Comparing the DMI operation to bring slain LTTE leader Velupillai Prabhakaran’s successor, Kumaran Pathmanathan from Malaysia in early August 2009 with similar projects undertaken by the major powers, Maj. Gen. Gunaratne said that the Sri Lankan intelligence served the best interests of the country.

Outspoken retired soldier said that operations undertaken by intelligence services should never be reviewed in the wake of change of administrations. Such measures would be severely detrimental to national security, hence the requirement to desist from exposing personnel.

Commenting on accusations directed at the military in respect of atrocities committed during Eelam War IV, Maj. Gen. Gunaratne said the Army after taking into consideration the civilian factor had suspended the use of heavy weapons at a crucial stage of the Vanni offensive on a government directive.

The wartime 53 Division Chief paid a glowing tribute to the then President Mahinda Rajapaksa for not succumbing to Western pressure as they trapped the LTTE on the Vanni east front. President Rajapaksa had the strength to face the mounting pressure until the Army could finish off the LTTE, Maj. Gen. Gunaratne said, adding that the body of the terrorist leader was burnt as he was a Hindu.
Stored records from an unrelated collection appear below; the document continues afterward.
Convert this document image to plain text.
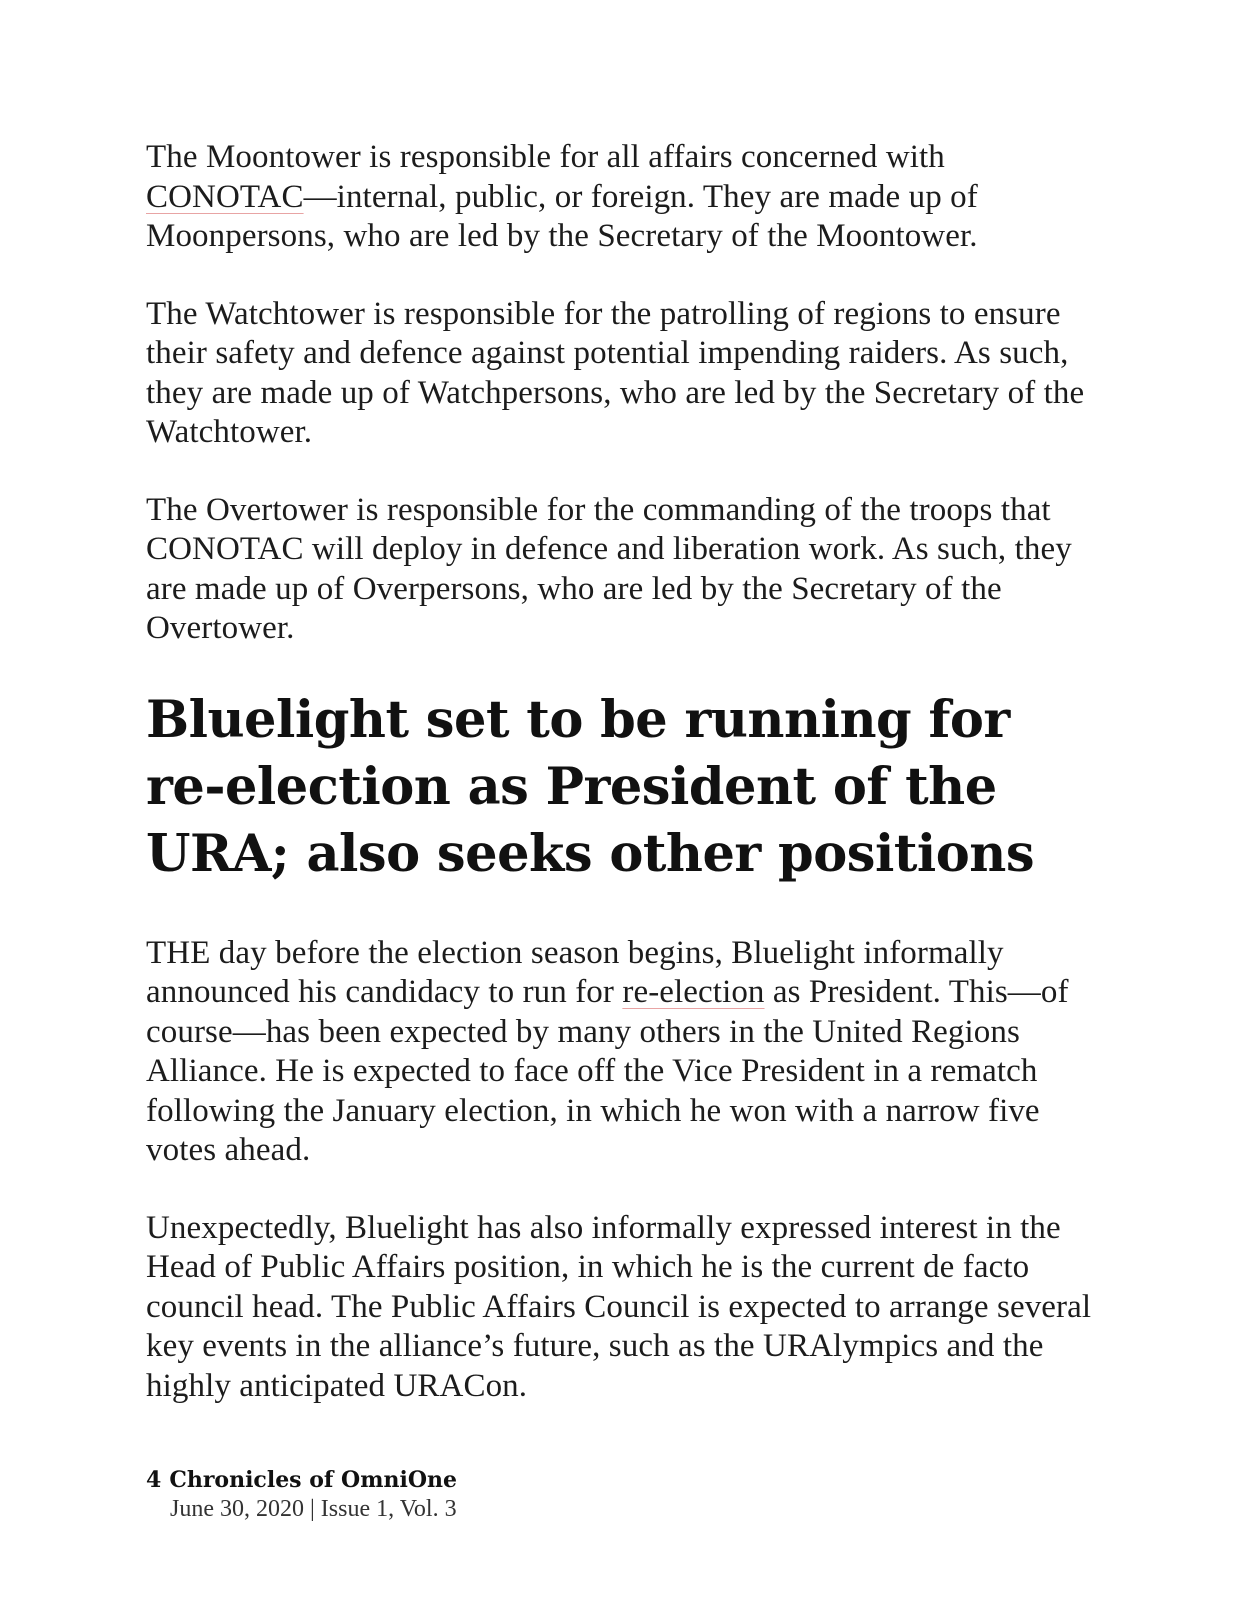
The Moontower is responsible for all affairs concerned with CONOTAC—internal, public, or foreign. They are made up of Moonpersons, who are led by the Secretary of the Moontower.

The Watchtower is responsible for the patrolling of regions to ensure their safety and defence against potential impending raiders. As such, they are made up of Watchpersons, who are led by the Secretary of the Watchtower.

The Overtower is responsible for the commanding of the troops that CONOTAC will deploy in defence and liberation work. As such, they are made up of Overpersons, who are led by the Secretary of the Overtower.

Bluelight set to be running for re-election as President of the URA; also seeks other positions

THE day before the election season begins, Bluelight informally announced his candidacy to run for re-election as President. This—of course—has been expected by many others in the United Regions Alliance. He is expected to face off the Vice President in a rematch following the January election, in which he won with a narrow five votes ahead.

Unexpectedly, Bluelight has also informally expressed interest in the Head of Public Affairs position, in which he is the current de facto council head. The Public Affairs Council is expected to arrange several key events in the alliance’s future, such as the URAlympics and the highly anticipated URACon.

4 Chronicles of OmniOne
June 30, 2020 | Issue 1, Vol. 3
The Maj. Gen revealed that the then Army Chief Lt. Gen. Sarath Fonseka had instructed the GoC of the 58 Division Maj. Gen. Shavendra Silva to ensure the safety and security of Karuna Amman and Daya Master when they were flown in there to identify Prabhakaran’s body. A large body of Commandos had been assigned to guard them as they didn’t want any untoward incident, the Maj. Gen said.

Gunaratne said that at a crucial stage of the offensive they feared those who had been wanting to save the LTTE leadership would intervene. Even an attack could have been a possibility, the Maj. Gen said, adding that they took certain precautions to ensure the continuation of the offensive.

Although the entire territory had been brought under military control by the evening of May 18, 2009, Prabhakaran evaded detection and finally was killed in a confrontation with 4 VIR (Vijayabahu Infantry Regiment) troops on the following morning.